Each day for more than two years, Miep brought food, conversation and news of the war to the eight grateful occupants of the Annexe, endangering herself and sacrificing many of a wartime woman's meager comforts for the sake of Anne and her family. In a particularly moving scene from the production, lifted straight from Miep's memoir Remembering Anne Frank, she saves her rations to bake a tiny spice cake for her friends in hiding:
For Christmas, Anne proudly presented me with little creamy confections that she'd made herself... she'd beaten me at my own game, which made me more determined to make the most beautiful cake possible for her and the others in return. My bits of butter and sugar were adding up.
[On New Year's Eve,] I'd baked my special spice cake, Anne's favorite. The sight of our parade was like an elixir of pleasure. Before us, eight mouths began to salivate at once at the sight of the cake. Mrs. Frank put on some water for imitation coffee. Beer was poured as we all stood around the table. Anne noticed the message that I'd carved into the top of the cake and called it to everyone's attention. With beer and coffee, we all paused to toast the message: PEACE 1944!
She did not take a piece for herself—a characteristic act of self-sacrifice from a confessed sweet tooth. The image of the Frank and van Pels families gathering around the cutting of that tiny loaf, childlike in their anticipation, is one I've never been able to forget.
Over the course of that production, I must have baked four dozen of these little loaves, and to this day I can't look at a spice cake without thinking of Miep Gies. I'd always guarded the recipe (one, I should note, from my mother's cookbook, not from the Amsterdam of 1945). But in honor of Miepje, I'll print it below. It's simple, to be sure, nothing sophisticated, but warm and satisfying.
Best savored with close friends, and with profound gratitude for the spice, sugar, and selflessness baked therein.
"Miep's" Spice Cake
adapted from Better Homes and Gardens
Ingredients
2 cups sifted all-purpose flour
1 teaspoon baking powder
3/4 teaspoon baking soda
3/4 teaspoon cloves
3/4 teaspoon cinnamon
1 teaspoon salt
2/3 cup shortening, softened
1 cup granulated sugar
3/4 cup brown sugar
1 cup buttermilk, or sour milk
3 eggs
Procedure
1. Preheat oven to 350° F.
2. Cream shortening, sugar, and brown sugar. Add eggs, one at a time. Beat in buttermilk.
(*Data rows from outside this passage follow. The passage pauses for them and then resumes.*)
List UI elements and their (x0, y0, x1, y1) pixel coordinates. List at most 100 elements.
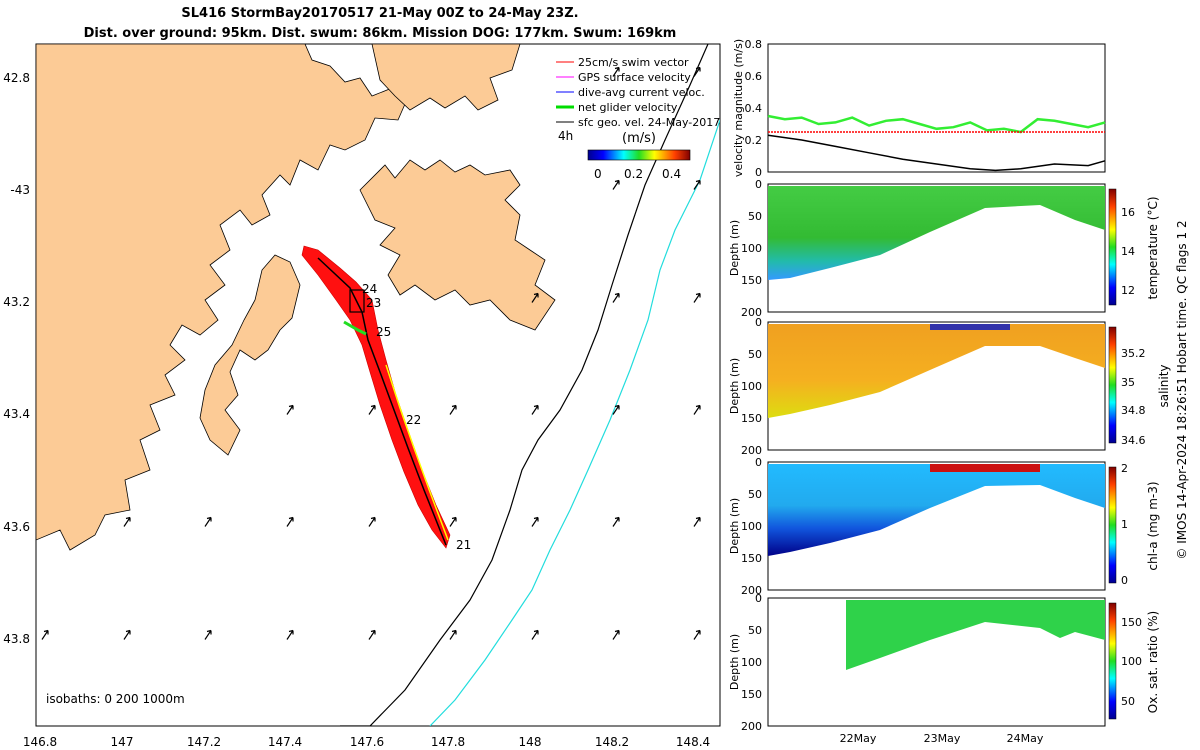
chl-ytick-3: 150 (741, 552, 762, 565)
isobaths-label: isobaths: 0 200 1000m (46, 692, 185, 706)
sal-colorbar (1108, 326, 1117, 444)
legend-swim: 25cm/s swim vector (578, 56, 689, 69)
sal-cbar-tick-2: 35 (1121, 376, 1135, 389)
velocity-frame (767, 43, 1106, 173)
land-north (371, 44, 521, 111)
chl-cbar-tick-2: 2 (1121, 462, 1128, 475)
temperature-field (768, 186, 1105, 280)
chart-title-line1: SL416 StormBay20170517 21-May 00Z to 24-… (181, 6, 579, 21)
lon-tick-3: 147.2 (187, 735, 221, 749)
vel-ytick-1: 0.2 (745, 134, 763, 147)
day-label-24: 24 (362, 282, 377, 296)
chl-ytick-0: 0 (755, 456, 762, 469)
vector-arrow (286, 516, 294, 527)
ox-ytick-0: 0 (755, 592, 762, 605)
ox-cbar-tick-1: 100 (1121, 655, 1142, 668)
vector-arrow (449, 404, 457, 415)
salinity-panel: 0 50 100 150 200 Depth (m) 34.6 34.8 35 … (728, 316, 1171, 457)
ox-cbar-tick-2: 150 (1121, 616, 1142, 629)
vel-ylabel: velocity magnitude (m/s) (732, 39, 745, 177)
vector-arrow (612, 179, 620, 190)
temp-cbar-tick-0: 12 (1121, 284, 1135, 297)
legend-sfc: sfc geo. vel. 24-May-2017 (578, 116, 720, 129)
temp-cbar-tick-2: 16 (1121, 206, 1135, 219)
chl-ytick-2: 100 (741, 520, 762, 533)
vector-arrow (693, 292, 701, 303)
vel-ytick-2: 0.4 (745, 102, 763, 115)
temp-ylabel: Depth (m) (728, 220, 741, 276)
vel-ytick-3: 0.6 (745, 70, 763, 83)
velocity-series-sfc-geo-vel- (767, 134, 1106, 172)
ox-ytick-3: 150 (741, 688, 762, 701)
chl-cbar-tick-0: 0 (1121, 574, 1128, 587)
lon-tick-1: 146.8 (23, 735, 57, 749)
glider-track-line (317, 257, 447, 546)
chl-ylabel: Depth (m) (728, 498, 741, 554)
sal-ytick-2: 100 (741, 380, 762, 393)
temperature-panel: 0 50 100 150 200 Depth (m) 12 14 16 temp… (728, 178, 1160, 319)
velocity-series (767, 114, 1106, 172)
xtick-23may: 23May (924, 732, 961, 745)
lat-tick-5: 43.6 (3, 520, 30, 534)
vector-arrow (612, 404, 620, 415)
day-label-22: 22 (406, 413, 421, 427)
lon-tick-9: 148.4 (676, 735, 710, 749)
legend-net: net glider velocity (578, 101, 678, 114)
legend-gps: GPS surface velocity (578, 71, 691, 84)
velocity-panel: 0 0.2 0.4 0.6 0.8 velocity magnitude (m/… (732, 38, 1106, 179)
vector-arrow (204, 629, 212, 640)
xtick-22may: 22May (840, 732, 877, 745)
colorbar-tick-0: 0 (594, 167, 602, 181)
temp-ytick-3: 150 (741, 274, 762, 287)
map-panel: 21 22 23 24 25 25cm/s swim vector GPS su… (3, 43, 721, 749)
oxygen-panel: 0 50 100 150 200 Depth (m) 50 100 150 Ox… (728, 592, 1160, 745)
lon-tick-8: 148.2 (595, 735, 629, 749)
temp-cbar-label: temperature (°C) (1146, 197, 1160, 300)
land-tasman (199, 254, 301, 456)
temp-colorbar (1108, 188, 1117, 306)
lon-tick-6: 147.8 (431, 735, 465, 749)
vector-arrow (123, 516, 131, 527)
vector-arrow (368, 629, 376, 640)
map-legend: 25cm/s swim vector GPS surface velocity … (556, 56, 720, 181)
xtick-24may: 24May (1007, 732, 1044, 745)
vel-ytick-4: 0.8 (745, 38, 763, 51)
lat-tick-1: 42.8 (3, 71, 30, 85)
vector-arrow (286, 629, 294, 640)
ox-cbar-tick-0: 50 (1121, 695, 1135, 708)
colorbar-tick-2: 0.4 (662, 167, 681, 181)
vector-arrow (531, 292, 539, 303)
day-label-21: 21 (456, 538, 471, 552)
vector-arrow (368, 404, 376, 415)
vector-arrow (612, 516, 620, 527)
day-label-23: 23 (366, 296, 381, 310)
ox-ytick-2: 100 (741, 656, 762, 669)
temp-ytick-4: 200 (741, 306, 762, 319)
lon-tick-2: 147 (111, 735, 134, 749)
chl-cbar-tick-1: 1 (1121, 518, 1128, 531)
sal-cbar-tick-3: 35.2 (1121, 347, 1146, 360)
sal-cbar-tick-0: 34.6 (1121, 434, 1146, 447)
vector-arrow (693, 404, 701, 415)
chla-surface-bloom (930, 464, 1040, 472)
lon-tick-7: 148 (519, 735, 542, 749)
sal-ytick-4: 200 (741, 444, 762, 457)
isobath-1000m (429, 119, 720, 726)
sal-ytick-1: 50 (748, 348, 762, 361)
temp-ytick-0: 0 (755, 178, 762, 191)
temp-ytick-1: 50 (748, 210, 762, 223)
copyright-note: © IMOS 14-Apr-2024 18:26:51 Hobart time.… (1175, 220, 1189, 559)
vector-arrow (693, 516, 701, 527)
chl-ytick-1: 50 (748, 488, 762, 501)
chl-ytick-4: 200 (741, 584, 762, 597)
sal-ytick-3: 150 (741, 412, 762, 425)
lat-tick-6: 43.8 (3, 632, 30, 646)
vector-arrow (693, 629, 701, 640)
track-box (349, 289, 365, 313)
land-forestier (359, 159, 556, 331)
ox-ytick-4: 200 (741, 720, 762, 733)
salinity-field (768, 324, 1105, 418)
glider-track-green (343, 320, 367, 336)
temp-cbar-tick-1: 14 (1121, 245, 1135, 258)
3. Mix together flour, salt, baking powder, baking soda, and spices. Add to wet ingredients, a bit at a time, and beat until well-incorporated.
4. Pour batter into two 9" greased round pans (or, for smaller cakes, 4 to 5 mini-loaf pans). Bake until a toothpick inserted into the center comes out clean: 20-25 minutes for smaller pans, 30-35 for round pans. Cool for ten minutes; remove from pan and cool completely.